Certaines des plus grandes villes chinoises comme Pékin ou Shanghai sont déjà en train d'accroître leur densité, mais davantage d'efforts sont nécessaires. À titre d'exemple, si Guangzhou avait la même densité que Séoul, la ville pourrait héberger 4,2 millions de personnes supplémentaires et les trajets domicile-travail seraient raccourcis.

De plus, une planification urbaine privilégiant la densité réduirait la dépendance des administrations locales vis-à-vis des financements basés sur les biens fonciers et limiterait les risques d'emprunt non réglementé. Elle favoriserait également une détermination par le marché du développement urbain et de la fixation du prix des terrains, et contribuerait au déplacement des industries lourdes vers des villes secondaires et de taille plus réduite. La Chine pourrait également réaliser une intégration du marché des terrains constructibles ruraux et urbains, ce qui permettrait aux collectivités locales de conserver leurs fonctions de réglementation, de zonage et d'enregistrement, tout en laissant les propriétaires terriens ruraux et les urbanistes gérer les transactions.
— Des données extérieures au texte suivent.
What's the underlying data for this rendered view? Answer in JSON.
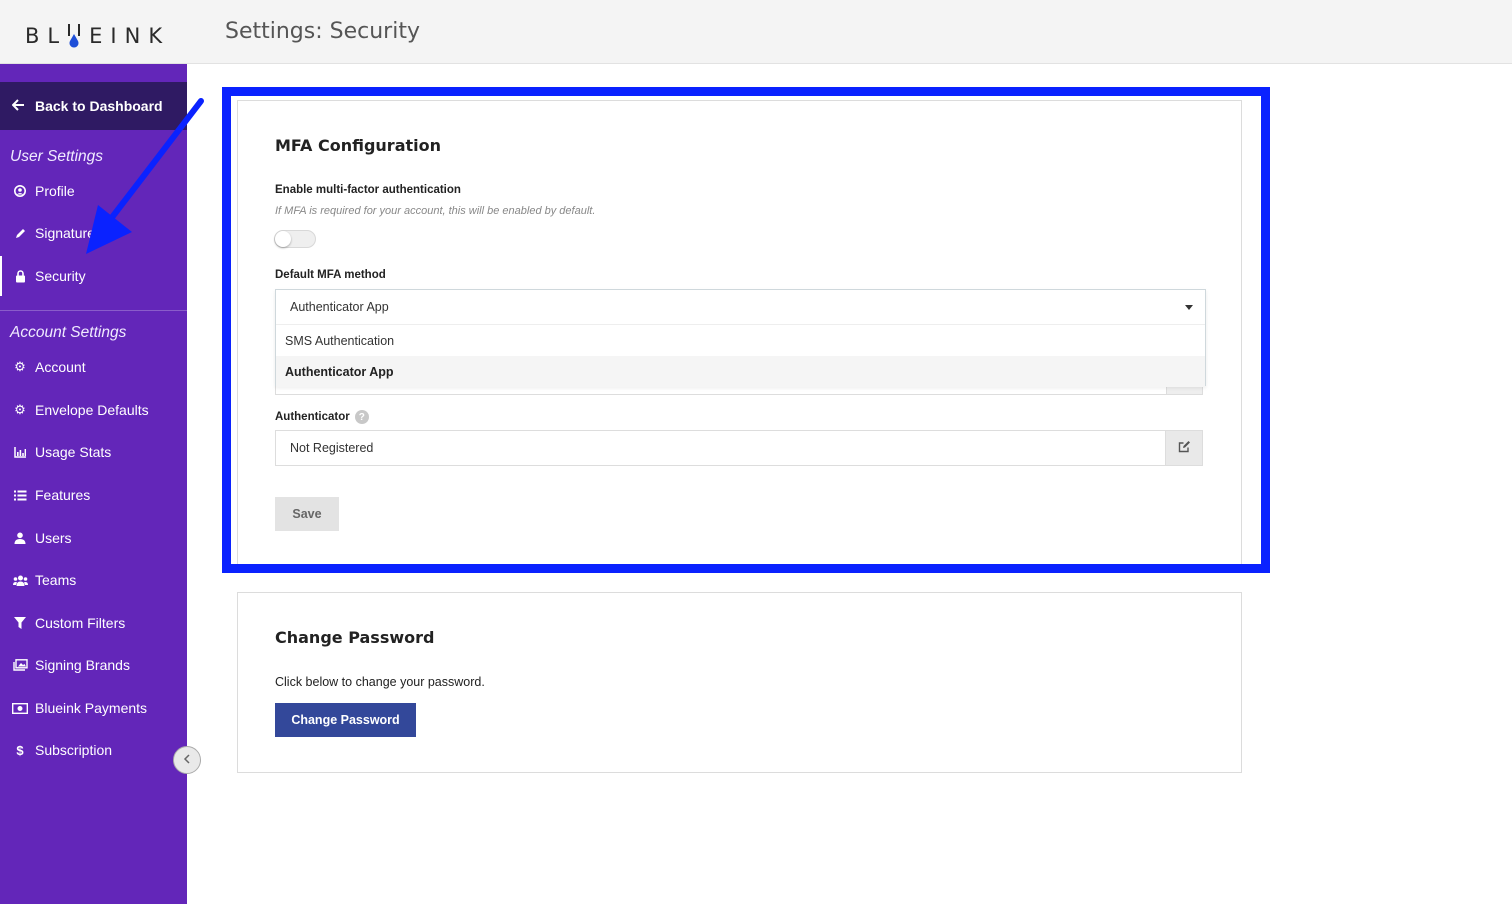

Cette transition abaisserait la part des recettes publiques qui est générée par les transactions foncières, forçant les pouvoirs publics à trouver de nouvelles sources de recettes stables en adoptant des mesures portant par exemple sur les impôts fonciers ou l'augmentation des tarifs de l'eau et d'autres services publics. La fiscalité environnementale et la taxation des embouteillages pourraient également augmenter les recettes de jusqu'à 5 % du PIB.

Ces mesures, accompagnées d'une réglementation plus stricte en matière d'emprunt public, pourraient renforcer la responsabilisation des administrations locales. Le rapport recommande également à la Chine de mettre en place un marché des obligations municipales afin de stimuler le financement local. Il souligne également que l'instauration de règles plus équitables découragerait le système bancaire parallèle, améliorerait la qualité du financement de la dette des administrations locales, et renforcerait la transparence et l'innovation financière.

Une croissance plus inclusive pour les migrants

Les nouvelles recettes aideraient les villes à financer un ensemble de services publics de base pour les migrants, amélioreraient la mobilité des travailleurs sur l'ensemble du territoire chinois, et augmenteraient la productivité et les salaires de ces travailleurs. À moyen terme, avec des subventions attribuées par le gouvernement central aux villes où les migrants sont les plus nombreux, des réformes des services publics de base et du système de finances publiques pourraient conduire à l'émergence d'une norme commune à l'échelle nationale en matière de qualité de service. Le rapport affirme qu'un meilleur accès au financement du logement aiderait également les migrants à acheter en ville, ce qui réduirait les écarts de richesse grandissants entre zones rurales et urbaines.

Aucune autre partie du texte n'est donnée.